Petras Katinas on Europe’s Energy Dependency Trap

Europe’s energy security remains vulnerable despite major efforts to reduce dependence on Russian fossil fuels. In a recent Pulse Energy article, based on analysis from RUSI, Petras Katinas examined how disruption in the Strait of Hormuz has exposed the EU’s continuing reliance on imported energy. The article argues that diversification alone cannot remove Europe’s structural exposure to global energy shocks.

Petras Katinas, Research Fellow in Climate, Energy and Defence at the Royal United Services Institute, explained that the EU’s energy challenge has shifted but not disappeared. After Russia’s invasion of Ukraine, Europe moved away from Russian pipeline gas and expanded alternative supply routes. Yet Katinas noted that global oil and liquefied natural gas markets remain exposed to geopolitical chokepoints, including the Strait of Hormuz.

The article highlights how rising tensions involving the United States, Israel, and Iran have brought traditional supply risks back into focus. Around one-fifth of global oil and LNG shipments pass through the Strait of Hormuz, making it one of the world’s most important energy routes. According to the analysis, Europe may face limited physical shortages in the short term, but price volatility remains a serious risk for consumers, industry, and governments.

Petras Katinas also emphasized the importance of domestic clean energy and electrification. The article argues that Europe’s long-term energy security depends on reducing exposure to imported hydrocarbons. Electrification can support this goal by shifting demand toward electricity generated from European sources. However, Katinas also warned that this transition brings new risks, including dependence on critical minerals and greater vulnerability to cyberattacks.

The wider discussion connects energy policy with European security, sanctions, and strategic resilience. The EU’s REPowerEU agenda helped reduce reliance on Russian fossil fuels, but the current crisis shows that supply diversification is not enough. Strategic reserves can ease short-term pressure, while long-term security requires investment, infrastructure protection, and coordinated policy choices. For Europe, energy independence remains both an economic priority and a security challenge.

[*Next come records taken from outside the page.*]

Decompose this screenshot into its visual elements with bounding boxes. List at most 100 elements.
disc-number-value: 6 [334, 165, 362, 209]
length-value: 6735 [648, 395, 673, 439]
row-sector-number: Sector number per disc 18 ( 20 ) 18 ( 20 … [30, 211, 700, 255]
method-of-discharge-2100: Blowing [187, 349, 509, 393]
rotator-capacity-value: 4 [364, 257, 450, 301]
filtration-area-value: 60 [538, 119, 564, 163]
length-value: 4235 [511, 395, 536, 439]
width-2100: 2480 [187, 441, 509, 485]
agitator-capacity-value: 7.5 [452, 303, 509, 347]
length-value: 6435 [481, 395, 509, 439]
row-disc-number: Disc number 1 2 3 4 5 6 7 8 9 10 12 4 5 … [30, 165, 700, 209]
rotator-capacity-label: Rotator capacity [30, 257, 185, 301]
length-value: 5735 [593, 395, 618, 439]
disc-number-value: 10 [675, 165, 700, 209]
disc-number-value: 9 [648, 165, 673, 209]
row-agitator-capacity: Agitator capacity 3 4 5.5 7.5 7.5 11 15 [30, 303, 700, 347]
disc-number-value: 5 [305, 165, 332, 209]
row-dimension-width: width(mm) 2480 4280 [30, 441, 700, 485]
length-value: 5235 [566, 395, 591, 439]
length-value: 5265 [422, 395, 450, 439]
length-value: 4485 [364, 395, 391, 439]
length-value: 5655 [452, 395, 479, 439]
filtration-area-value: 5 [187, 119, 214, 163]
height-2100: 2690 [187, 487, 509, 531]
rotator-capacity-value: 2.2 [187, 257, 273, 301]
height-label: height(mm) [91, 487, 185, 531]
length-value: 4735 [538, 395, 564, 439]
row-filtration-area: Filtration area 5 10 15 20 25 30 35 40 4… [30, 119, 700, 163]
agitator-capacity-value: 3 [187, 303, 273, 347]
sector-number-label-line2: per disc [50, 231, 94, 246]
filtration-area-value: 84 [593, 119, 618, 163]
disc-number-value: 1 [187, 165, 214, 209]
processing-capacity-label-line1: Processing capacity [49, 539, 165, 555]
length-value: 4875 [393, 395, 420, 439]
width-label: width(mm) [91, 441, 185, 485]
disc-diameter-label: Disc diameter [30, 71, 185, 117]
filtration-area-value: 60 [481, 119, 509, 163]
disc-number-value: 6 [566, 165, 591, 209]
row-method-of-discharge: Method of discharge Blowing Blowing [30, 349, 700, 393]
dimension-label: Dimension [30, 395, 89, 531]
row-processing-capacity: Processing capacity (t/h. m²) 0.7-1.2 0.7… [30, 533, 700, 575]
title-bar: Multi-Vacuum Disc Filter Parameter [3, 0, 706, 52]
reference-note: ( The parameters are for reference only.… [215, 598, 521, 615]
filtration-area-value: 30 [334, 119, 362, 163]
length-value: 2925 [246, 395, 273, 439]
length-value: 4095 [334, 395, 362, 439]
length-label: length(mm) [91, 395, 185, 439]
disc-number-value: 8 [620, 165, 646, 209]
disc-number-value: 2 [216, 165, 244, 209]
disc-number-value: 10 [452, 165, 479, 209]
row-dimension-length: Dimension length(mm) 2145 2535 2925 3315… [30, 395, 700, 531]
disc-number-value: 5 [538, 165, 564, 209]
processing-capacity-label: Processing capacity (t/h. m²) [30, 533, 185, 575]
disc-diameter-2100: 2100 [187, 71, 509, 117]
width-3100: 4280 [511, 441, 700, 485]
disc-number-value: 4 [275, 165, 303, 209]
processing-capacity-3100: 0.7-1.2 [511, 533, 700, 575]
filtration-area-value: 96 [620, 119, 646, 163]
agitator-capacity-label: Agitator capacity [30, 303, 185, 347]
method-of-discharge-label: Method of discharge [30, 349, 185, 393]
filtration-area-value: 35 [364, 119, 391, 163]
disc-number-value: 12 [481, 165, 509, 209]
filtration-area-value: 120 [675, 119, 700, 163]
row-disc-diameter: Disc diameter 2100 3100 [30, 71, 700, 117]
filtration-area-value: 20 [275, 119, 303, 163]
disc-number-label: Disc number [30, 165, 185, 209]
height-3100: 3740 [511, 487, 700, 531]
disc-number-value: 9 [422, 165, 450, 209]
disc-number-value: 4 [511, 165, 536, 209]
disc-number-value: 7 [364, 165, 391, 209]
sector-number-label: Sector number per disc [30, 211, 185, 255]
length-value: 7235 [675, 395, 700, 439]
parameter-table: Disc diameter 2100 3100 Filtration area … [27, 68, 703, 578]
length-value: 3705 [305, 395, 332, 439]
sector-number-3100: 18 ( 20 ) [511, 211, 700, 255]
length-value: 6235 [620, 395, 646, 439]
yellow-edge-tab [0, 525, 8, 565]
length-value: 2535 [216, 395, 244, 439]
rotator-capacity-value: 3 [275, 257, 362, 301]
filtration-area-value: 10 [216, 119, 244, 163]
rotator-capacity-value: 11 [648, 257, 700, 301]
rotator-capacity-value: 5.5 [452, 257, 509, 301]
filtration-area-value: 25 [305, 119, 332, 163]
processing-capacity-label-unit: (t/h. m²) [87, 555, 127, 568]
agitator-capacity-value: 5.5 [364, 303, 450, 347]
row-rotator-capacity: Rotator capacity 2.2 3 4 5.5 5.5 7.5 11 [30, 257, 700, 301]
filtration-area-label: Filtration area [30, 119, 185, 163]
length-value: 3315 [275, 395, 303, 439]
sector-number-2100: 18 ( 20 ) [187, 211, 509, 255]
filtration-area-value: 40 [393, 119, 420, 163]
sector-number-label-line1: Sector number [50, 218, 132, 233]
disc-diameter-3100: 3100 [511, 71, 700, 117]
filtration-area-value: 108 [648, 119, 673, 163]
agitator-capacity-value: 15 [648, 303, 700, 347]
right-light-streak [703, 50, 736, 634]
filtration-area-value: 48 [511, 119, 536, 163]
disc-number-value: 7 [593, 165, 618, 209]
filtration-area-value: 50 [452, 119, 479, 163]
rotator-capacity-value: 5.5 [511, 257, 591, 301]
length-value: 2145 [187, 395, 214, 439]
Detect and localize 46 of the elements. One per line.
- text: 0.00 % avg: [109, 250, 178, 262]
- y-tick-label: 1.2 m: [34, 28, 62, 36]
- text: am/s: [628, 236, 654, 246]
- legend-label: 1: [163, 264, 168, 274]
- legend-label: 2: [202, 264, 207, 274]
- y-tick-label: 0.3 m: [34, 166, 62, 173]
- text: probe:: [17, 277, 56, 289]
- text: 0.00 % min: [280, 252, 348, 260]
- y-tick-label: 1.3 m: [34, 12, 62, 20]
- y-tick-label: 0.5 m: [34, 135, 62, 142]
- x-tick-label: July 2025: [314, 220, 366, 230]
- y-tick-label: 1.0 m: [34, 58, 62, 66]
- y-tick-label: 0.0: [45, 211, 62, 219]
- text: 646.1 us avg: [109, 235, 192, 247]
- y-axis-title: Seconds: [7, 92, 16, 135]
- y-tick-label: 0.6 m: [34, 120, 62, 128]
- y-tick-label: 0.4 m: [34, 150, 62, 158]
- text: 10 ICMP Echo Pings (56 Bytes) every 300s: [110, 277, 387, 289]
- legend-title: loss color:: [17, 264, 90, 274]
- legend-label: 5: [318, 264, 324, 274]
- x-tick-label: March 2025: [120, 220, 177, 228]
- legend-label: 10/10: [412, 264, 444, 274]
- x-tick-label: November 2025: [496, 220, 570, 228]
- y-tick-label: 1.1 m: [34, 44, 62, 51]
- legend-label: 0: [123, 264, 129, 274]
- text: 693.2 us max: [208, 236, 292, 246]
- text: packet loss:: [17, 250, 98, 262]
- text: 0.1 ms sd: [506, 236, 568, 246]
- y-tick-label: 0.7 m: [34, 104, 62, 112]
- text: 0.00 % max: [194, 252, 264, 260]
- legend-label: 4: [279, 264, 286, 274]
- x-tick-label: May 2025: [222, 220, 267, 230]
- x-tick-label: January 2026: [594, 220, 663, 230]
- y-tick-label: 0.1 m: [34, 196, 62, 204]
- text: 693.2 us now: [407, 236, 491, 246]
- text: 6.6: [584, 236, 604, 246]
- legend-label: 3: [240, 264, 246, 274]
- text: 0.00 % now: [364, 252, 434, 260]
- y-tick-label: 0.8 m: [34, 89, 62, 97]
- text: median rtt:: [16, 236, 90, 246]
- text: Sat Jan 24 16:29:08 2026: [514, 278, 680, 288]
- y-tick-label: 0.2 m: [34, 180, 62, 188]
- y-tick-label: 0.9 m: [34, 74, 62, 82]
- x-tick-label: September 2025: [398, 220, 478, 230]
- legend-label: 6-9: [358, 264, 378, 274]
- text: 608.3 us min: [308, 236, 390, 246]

To explore the full analysis and Petras Katinas’s commentary, read the complete article in Pulse Energy and the original RUSI commentary.

Further Reading: Sanctions Portal

For further expert analysis on sanctions, energy flows, and economic pressure, visit the portal’s recent publications in the Evidence Base. Learn more about sanctions against Russia and Russian economic retaliation by visiting the Sanctions Timeline, which tracks measures by date, country, and sector. See the latest media commentary from Petras Katinas and other experts in Media Highlights.

Policy Paper: the Hormuz Blockade

The most recent policy paper published on the FREE NETWORK presents calculations and modeling of how oil producers and consumers in selected countries may be affected by the de facto blockade of the Strait of Hormuz. The authors study two scenarios:

  • one where strategic inventories cushion the effects
  • and one where inventories have run out.

Russia profits substantially, equivalent to 6-11% of GDP, driven by higher global oil prices and a potential reduction in the sanctions-induced discount on Russian oil. Net oil importers lose, most substantially India, to some extent China, and to a lesser extent Europe. Within Europe, most countries lose, with the exception of Norway and possibly Estonia. Gulf countries generally lose since they cannot export their oil. Surprisingly, Saudi Arabia can make a net profit by earning high prices for oil redirected to its western ports.